Federal policymakers looking for ways to raise revenue while reforming policies that they see as subsidizing the affluent are eyeing proposals to limit the tax exemption for interest paid by municipal bonds.
But the proposals, like similar ones to limit tax deductions for mortgage interest and charitable donations, are running into determined opposition from those who say the policies — which have the backing of the Obama administration — would have unintended consequences.
In the case of the municipal bond deductions, advocates for local governments say limiting tax deductions on bond interest would hurt struggling state and local governments while hindering economic growth.
A recent study sponsored jointly by the U.S. Conference of Mayors and the National League of Cities said the reduction or elimination of the tax deduction would raise the financing cost of badly needed infrastructure projects. That, in turn, would reduce the number of projects, putting a damper on job growth.
The mayors’ study estimated that if the tax deduction had been capped at 28 percent in 2012, it would have reduced economic activity in the nation’s cities by nearly $25 billion.
“Changing the tax-exempt status of municipal bonds is simply a bad idea,” said Philadelphia Mayor Michael Nutter, past president of the U.S. Conference of Mayors. “If the goal is to help cities recover from the economic downturn and spur job growth, then this just doesn’t make sense.”
The mayors also are pushing back against further reductions in the $3 billion federal Community Development Block Grant program. The program, already trimmed by the across-the-board federal budget cuts known as sequestration, is now the target of a House proposal that would reduce funding by nearly 50 percent.

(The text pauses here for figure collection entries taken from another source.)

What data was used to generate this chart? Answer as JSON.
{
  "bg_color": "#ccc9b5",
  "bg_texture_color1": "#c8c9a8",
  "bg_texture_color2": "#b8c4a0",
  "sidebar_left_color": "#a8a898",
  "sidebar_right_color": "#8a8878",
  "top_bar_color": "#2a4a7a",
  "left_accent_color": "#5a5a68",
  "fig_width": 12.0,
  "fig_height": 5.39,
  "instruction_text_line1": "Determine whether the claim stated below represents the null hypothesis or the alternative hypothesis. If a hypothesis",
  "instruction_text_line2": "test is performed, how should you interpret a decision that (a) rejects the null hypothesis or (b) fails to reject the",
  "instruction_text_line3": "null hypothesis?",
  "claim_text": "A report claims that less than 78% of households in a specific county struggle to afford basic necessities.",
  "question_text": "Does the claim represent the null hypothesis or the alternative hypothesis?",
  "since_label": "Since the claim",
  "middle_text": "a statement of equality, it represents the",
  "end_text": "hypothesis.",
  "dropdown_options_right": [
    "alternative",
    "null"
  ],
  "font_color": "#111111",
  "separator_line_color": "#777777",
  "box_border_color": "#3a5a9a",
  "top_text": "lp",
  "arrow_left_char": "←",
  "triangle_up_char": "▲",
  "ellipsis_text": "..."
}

The block-grant funding supports a wide range of social service programs as well as economic development projects — some of which have been criticized as having marginal benefits for low-income people.
Members of Congress leading a broad effort aimed at rewriting the nation’s sprawling tax code for the first time in nearly three decades have said they are taking a “blank slate” approach to their task. They plan to scrutinize each tax break, from those subsidizing mortgages and charitable donations to those that help parents pay college tuition. The plan is to eliminate the breaks that cannot be justified.
Overall, the breaks to corporations and individuals cost $1 trillion in fiscal 2011, according to the federal government. The tax breaks that flow to individuals — including those supporting municipal bonds — mostly go to those who are already relatively well-off.
The Obama administration has repeatedly proposed a 28 percent cap on exemptions, including municipal bonds, as a way of raising badly needed revenue and limiting tax breaks for high-income earners.
The proposal has provoked a strong reaction from state and local governments, as well as from lawmakers in both parties who say it will not happen. But with a major effort at tax reform looming, some say they worry that the proposals can quickly gain momentum as part of a larger compromise.
“Our general sense is that it is not a proposal that would have a groundswell of support. This is the third time it has been proposed, and it hasn’t gotten traction to date,” said Jeff Westergaard, director of municipal analytics for Morningstar. “This is essentially something that would functionally shift the financial burden [of bonds] from the federal government to state and local government. It is hard to see how this is beneficial to citizens of our country.”